Hi all Bruce wrote;
At 09:31 PM 12/16/2004 -0600, you wrote:
> There is no force on the nut unless there is force on the lever to crack
>the nut, i.e. a force elsewhere effects the force on the nut, whether the
>hands move or not. I think that is why your example is skewed. Something
>somewhere has to cause that channe in force Eric. This is why I get
>frustrated when someone jumps to kinetics without fully acknowledging that
>kinematics must come into play.
Bruce are you saying that motion causes the force? I agree that kinematics
are intimately related to kinetics. Force causes the motion and not vice
versa. Yes, something has to cause the force, but the force causes the
motion. The force can change without there being motion. Take a see saw
and sit on one side. The force between the underside of your end of the
see saw and the ground is roughly your body weight. Now place something
that weighs a quarter of your body weight on the other end of the see
saw. The force under you end of the see saw is now 3/4 of you body
weight. There was no change in position, but there was a change in force.

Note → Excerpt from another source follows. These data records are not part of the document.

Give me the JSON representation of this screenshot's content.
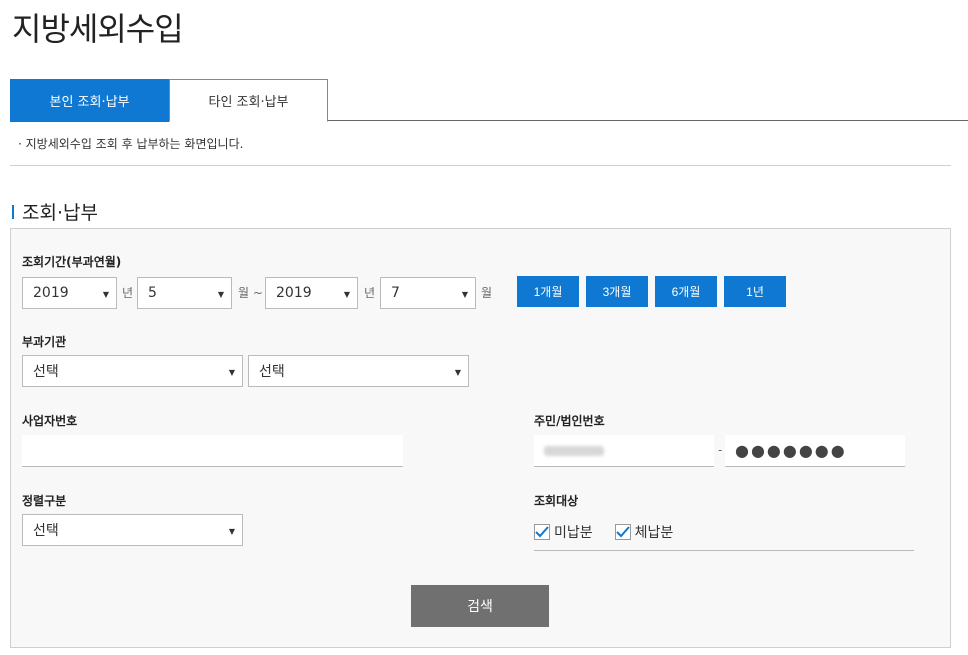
{
  "page": {
    "title": "지방세외수입"
  },
  "tabs": [
    {
      "label": "본인 조회·납부",
      "active": true
    },
    {
      "label": "타인 조회·납부",
      "active": false
    }
  ],
  "notice": {
    "text": "· 지방세외수입 조회 후 납부하는 화면입니다."
  },
  "section": {
    "title": "조회·납부"
  },
  "form": {
    "period": {
      "label": "조회기간(부과연월)",
      "from_year": "2019",
      "from_month": "5",
      "to_year": "2019",
      "to_month": "7",
      "year_unit": "년",
      "month_unit": "월",
      "month_unit_tilde": "월 ~",
      "buttons": [
        "1개월",
        "3개월",
        "6개월",
        "1년"
      ]
    },
    "agency": {
      "label": "부과기관",
      "select1": "선택",
      "select2": "선택"
    },
    "business_no": {
      "label": "사업자번호",
      "value": ""
    },
    "resident_no": {
      "label": "주민/법인번호",
      "dash": "-",
      "masked": "●●●●●●●"
    },
    "sort": {
      "label": "정렬구분",
      "value": "선택"
    },
    "target": {
      "label": "조회대상",
      "options": [
        {
          "label": "미납분",
          "checked": true
        },
        {
          "label": "체납분",
          "checked": true
        }
      ]
    },
    "search_label": "검색"
  },
  "colors": {
    "accent": "#0f78d2",
    "search_button": "#707070",
    "panel_bg": "#f8f8f8"
  },
  "icons": {
    "dropdown": "chevron-down-icon",
    "checkbox": "check-icon"
  }
}
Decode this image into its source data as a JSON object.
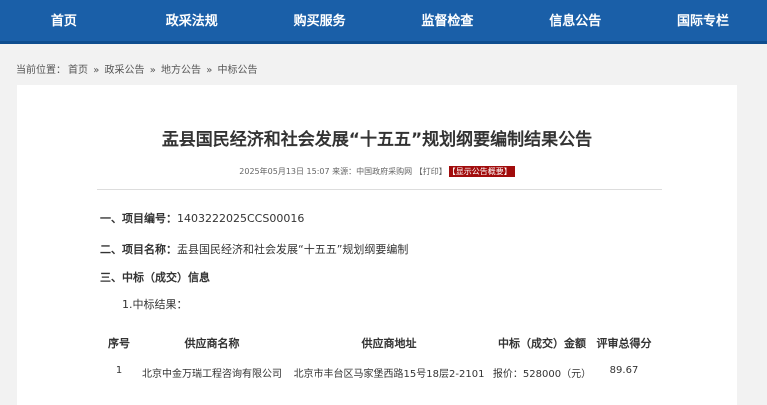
{
  "nav": {
    "items": [
      {
        "label": "首页"
      },
      {
        "label": "政采法规"
      },
      {
        "label": "购买服务"
      },
      {
        "label": "监督检查"
      },
      {
        "label": "信息公告"
      },
      {
        "label": "国际专栏"
      }
    ]
  },
  "breadcrumb": {
    "prefix": "当前位置：",
    "items": [
      "首页",
      "»",
      "政采公告",
      "»",
      "地方公告",
      "»",
      "中标公告"
    ]
  },
  "article": {
    "title": "盂县国民经济和社会发展“十五五”规划纲要编制结果公告",
    "meta": {
      "date": "2025年05月13日 15:07",
      "source_label": "来源：",
      "source": "中国政府采购网",
      "print_label": "【打印】",
      "summary_label": "【显示公告概要】"
    },
    "sections": {
      "project_no_label": "一、项目编号：",
      "project_no": "1403222025CCS00016",
      "project_name_label": "二、项目名称：",
      "project_name": "盂县国民经济和社会发展“十五五”规划纲要编制",
      "award_label": "三、中标（成交）信息",
      "result_label": "1.中标结果："
    },
    "table": {
      "headers": [
        "序号",
        "供应商名称",
        "供应商地址",
        "中标（成交）金额",
        "评审总得分"
      ],
      "rows": [
        [
          "1",
          "北京中金万瑞工程咨询有限公司",
          "北京市丰台区马家堡西路15号18层2-2101",
          "报价：528000（元）",
          "89.67"
        ]
      ]
    }
  }
}
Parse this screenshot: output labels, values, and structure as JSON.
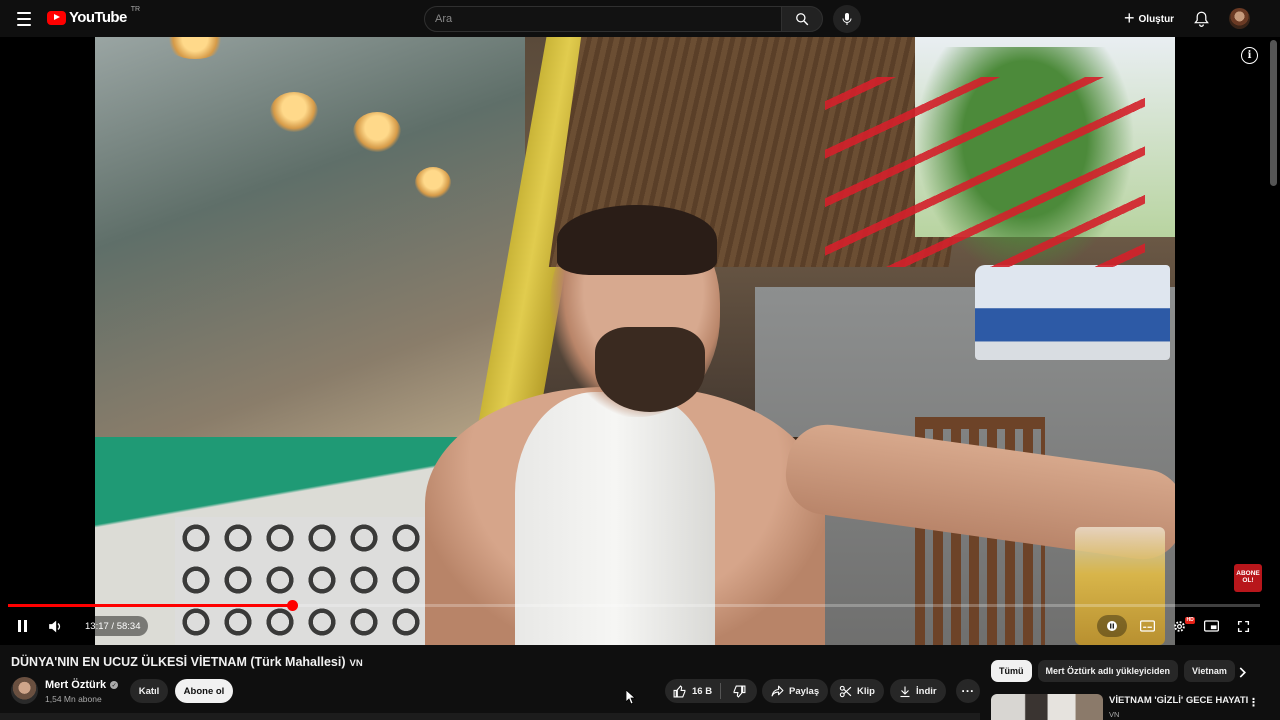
{
  "header": {
    "logo_text": "YouTube",
    "country_code": "TR",
    "search_placeholder": "Ara",
    "create_label": "Oluştur",
    "icons": [
      "menu-icon",
      "search-icon",
      "mic-icon",
      "plus-icon",
      "bell-icon"
    ]
  },
  "player": {
    "time_current": "13:17",
    "time_separator": " / ",
    "time_total": "58:34",
    "progress_fraction": 0.227,
    "watermark_line1": "ABONE",
    "watermark_line2": "OL!",
    "hd_badge": "HD",
    "colors": {
      "progress": "#ff0000",
      "watermark": "#b8161b"
    }
  },
  "video": {
    "title": "DÜNYA'NIN EN UCUZ ÜLKESİ VİETNAM (Türk Mahallesi)",
    "title_tag": "VN",
    "channel_name": "Mert Öztürk",
    "subscribers": "1,54 Mn abone",
    "join_label": "Katıl",
    "subscribe_label": "Abone ol",
    "likes": "16 B",
    "share_label": "Paylaş",
    "clip_label": "Klip",
    "download_label": "İndir"
  },
  "sidebar": {
    "chips": [
      "Tümü",
      "Mert Öztürk adlı yükleyiciden",
      "Vietnam"
    ],
    "active_chip": "Tümü",
    "recommendation": {
      "title": "VİETNAM 'GİZLİ' GECE HAYATI",
      "channel": "VN"
    }
  }
}
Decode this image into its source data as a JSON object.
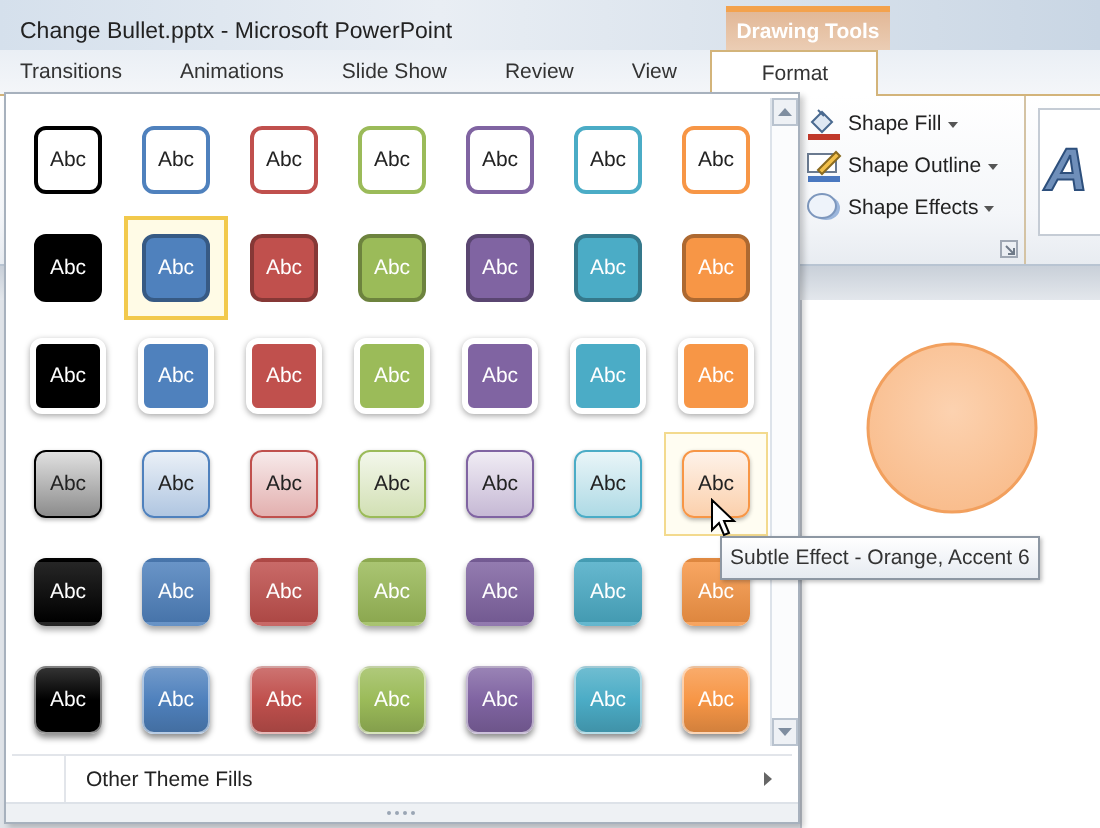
{
  "window": {
    "title": "Change Bullet.pptx  -  Microsoft PowerPoint"
  },
  "contextual_tab": {
    "label": "Drawing Tools"
  },
  "tabs": [
    {
      "label": "Transitions",
      "selected": false
    },
    {
      "label": "Animations",
      "selected": false
    },
    {
      "label": "Slide Show",
      "selected": false
    },
    {
      "label": "Review",
      "selected": false
    },
    {
      "label": "View",
      "selected": false
    },
    {
      "label": "Format",
      "selected": true
    }
  ],
  "ribbon_commands": [
    {
      "label": "Shape Fill",
      "kind": "fill"
    },
    {
      "label": "Shape Outline",
      "kind": "outline"
    },
    {
      "label": "Shape Effects",
      "kind": "effects"
    }
  ],
  "wordart_preview": {
    "label": "A"
  },
  "gallery": {
    "rows": [
      {
        "kind": "outline",
        "items": [
          {
            "label": "Abc",
            "color": "#000000",
            "selected": false,
            "hovered": false
          },
          {
            "label": "Abc",
            "color": "#4f81bd",
            "selected": false,
            "hovered": false
          },
          {
            "label": "Abc",
            "color": "#c0504d",
            "selected": false,
            "hovered": false
          },
          {
            "label": "Abc",
            "color": "#9bbb59",
            "selected": false,
            "hovered": false
          },
          {
            "label": "Abc",
            "color": "#8064a2",
            "selected": false,
            "hovered": false
          },
          {
            "label": "Abc",
            "color": "#4bacc6",
            "selected": false,
            "hovered": false
          },
          {
            "label": "Abc",
            "color": "#f79646",
            "selected": false,
            "hovered": false
          }
        ]
      },
      {
        "kind": "filled",
        "items": [
          {
            "label": "Abc",
            "color": "#000000",
            "selected": false,
            "hovered": false
          },
          {
            "label": "Abc",
            "color": "#4f81bd",
            "selected": true,
            "hovered": false
          },
          {
            "label": "Abc",
            "color": "#c0504d",
            "selected": false,
            "hovered": false
          },
          {
            "label": "Abc",
            "color": "#9bbb59",
            "selected": false,
            "hovered": false
          },
          {
            "label": "Abc",
            "color": "#8064a2",
            "selected": false,
            "hovered": false
          },
          {
            "label": "Abc",
            "color": "#4bacc6",
            "selected": false,
            "hovered": false
          },
          {
            "label": "Abc",
            "color": "#f79646",
            "selected": false,
            "hovered": false
          }
        ]
      },
      {
        "kind": "flat",
        "items": [
          {
            "label": "Abc",
            "color": "#000000",
            "selected": false,
            "hovered": false
          },
          {
            "label": "Abc",
            "color": "#4f81bd",
            "selected": false,
            "hovered": false
          },
          {
            "label": "Abc",
            "color": "#c0504d",
            "selected": false,
            "hovered": false
          },
          {
            "label": "Abc",
            "color": "#9bbb59",
            "selected": false,
            "hovered": false
          },
          {
            "label": "Abc",
            "color": "#8064a2",
            "selected": false,
            "hovered": false
          },
          {
            "label": "Abc",
            "color": "#4bacc6",
            "selected": false,
            "hovered": false
          },
          {
            "label": "Abc",
            "color": "#f79646",
            "selected": false,
            "hovered": false
          }
        ]
      },
      {
        "kind": "subtle",
        "items": [
          {
            "label": "Abc",
            "color": "#000000",
            "selected": false,
            "hovered": false
          },
          {
            "label": "Abc",
            "color": "#4f81bd",
            "selected": false,
            "hovered": false
          },
          {
            "label": "Abc",
            "color": "#c0504d",
            "selected": false,
            "hovered": false
          },
          {
            "label": "Abc",
            "color": "#9bbb59",
            "selected": false,
            "hovered": false
          },
          {
            "label": "Abc",
            "color": "#8064a2",
            "selected": false,
            "hovered": false
          },
          {
            "label": "Abc",
            "color": "#4bacc6",
            "selected": false,
            "hovered": false
          },
          {
            "label": "Abc",
            "color": "#f79646",
            "selected": false,
            "hovered": true
          }
        ]
      },
      {
        "kind": "moderate",
        "items": [
          {
            "label": "Abc",
            "color": "#000000",
            "selected": false,
            "hovered": false
          },
          {
            "label": "Abc",
            "color": "#4f81bd",
            "selected": false,
            "hovered": false
          },
          {
            "label": "Abc",
            "color": "#c0504d",
            "selected": false,
            "hovered": false
          },
          {
            "label": "Abc",
            "color": "#9bbb59",
            "selected": false,
            "hovered": false
          },
          {
            "label": "Abc",
            "color": "#8064a2",
            "selected": false,
            "hovered": false
          },
          {
            "label": "Abc",
            "color": "#4bacc6",
            "selected": false,
            "hovered": false
          },
          {
            "label": "Abc",
            "color": "#f79646",
            "selected": false,
            "hovered": false
          }
        ]
      },
      {
        "kind": "intense",
        "items": [
          {
            "label": "Abc",
            "color": "#000000",
            "selected": false,
            "hovered": false
          },
          {
            "label": "Abc",
            "color": "#4f81bd",
            "selected": false,
            "hovered": false
          },
          {
            "label": "Abc",
            "color": "#c0504d",
            "selected": false,
            "hovered": false
          },
          {
            "label": "Abc",
            "color": "#9bbb59",
            "selected": false,
            "hovered": false
          },
          {
            "label": "Abc",
            "color": "#8064a2",
            "selected": false,
            "hovered": false
          },
          {
            "label": "Abc",
            "color": "#4bacc6",
            "selected": false,
            "hovered": false
          },
          {
            "label": "Abc",
            "color": "#f79646",
            "selected": false,
            "hovered": false
          }
        ]
      }
    ],
    "footer_item": {
      "label": "Other Theme Fills"
    }
  },
  "tooltip": {
    "text": "Subtle Effect - Orange, Accent 6"
  }
}
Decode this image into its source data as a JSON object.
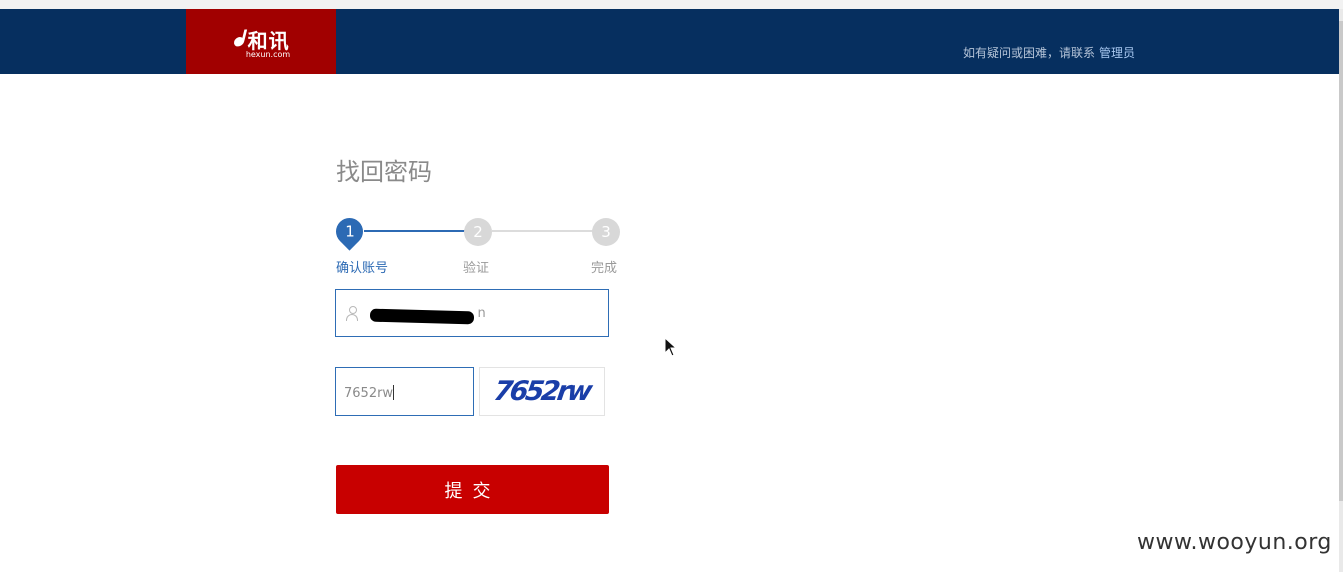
{
  "brand": {
    "logo_text": "和讯",
    "logo_domain": "hexun.com",
    "header_color": "#062f5f",
    "logo_bg": "#a10000"
  },
  "help": {
    "text": "如有疑问或困难，请联系",
    "link": "管理员"
  },
  "page": {
    "title": "找回密码"
  },
  "steps": {
    "accent": "#2c6ab4",
    "items": [
      {
        "num": "1",
        "label": "确认账号",
        "state": "active"
      },
      {
        "num": "2",
        "label": "验证",
        "state": "pending"
      },
      {
        "num": "3",
        "label": "完成",
        "state": "pending"
      }
    ]
  },
  "form": {
    "account_visible_suffix": "n",
    "captcha_value": "7652rw",
    "captcha_image_text": "7652rw",
    "submit_label": "提交",
    "submit_color": "#c80000"
  },
  "watermark": "www.wooyun.org"
}
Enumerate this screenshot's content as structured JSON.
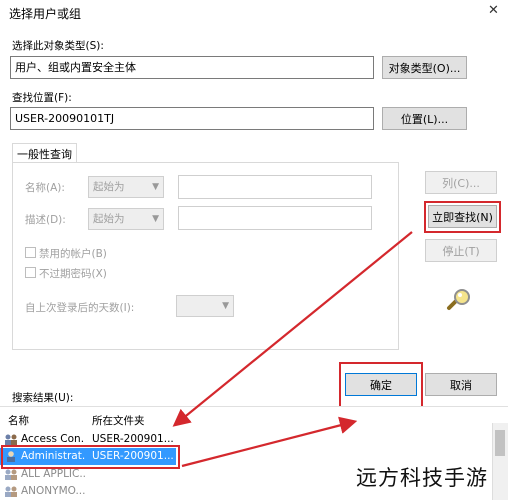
{
  "dialog": {
    "title": "选择用户或组",
    "close_glyph": "✕"
  },
  "object_type": {
    "label": "选择此对象类型(S):",
    "value": "用户、组或内置安全主体",
    "button": "对象类型(O)..."
  },
  "location": {
    "label": "查找位置(F):",
    "value": "USER-20090101TJ",
    "button": "位置(L)..."
  },
  "query": {
    "tab": "一般性查询",
    "name_label": "名称(A):",
    "name_mode": "起始为",
    "desc_label": "描述(D):",
    "desc_mode": "起始为",
    "disabled_accounts": "禁用的帐户(B)",
    "no_expire_password": "不过期密码(X)",
    "days_label": "自上次登录后的天数(I):"
  },
  "actions": {
    "columns": "列(C)...",
    "find_now": "立即查找(N)",
    "stop": "停止(T)",
    "ok": "确定",
    "cancel": "取消"
  },
  "results": {
    "label": "搜索结果(U):",
    "columns": [
      "名称",
      "所在文件夹"
    ],
    "rows": [
      {
        "name": "Access Con...",
        "folder": "USER-200901..."
      },
      {
        "name": "Administrat...",
        "folder": "USER-200901..."
      },
      {
        "name": "ALL APPLIC...",
        "folder": ""
      },
      {
        "name": "ANONYMO...",
        "folder": ""
      }
    ]
  },
  "watermark": "远方科技手游",
  "colors": {
    "highlight": "#d4282d",
    "selection": "#3399ff"
  }
}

> If a force changed from one test to another, w/ and w/o an orthotic,
>then some position of bone, or at a joint or joints changed to alter those
>forces.
Why? Why does there have to be a change in position for there to have been
a change in force?
> And, if the calcaneus or STJ have show no measurable change, for
>example, then something somewhere else that effects teh calcaneus or STJ had
>to have moved or changed position to effect this change in forces.
I still don't see what you mean by my example is skewed.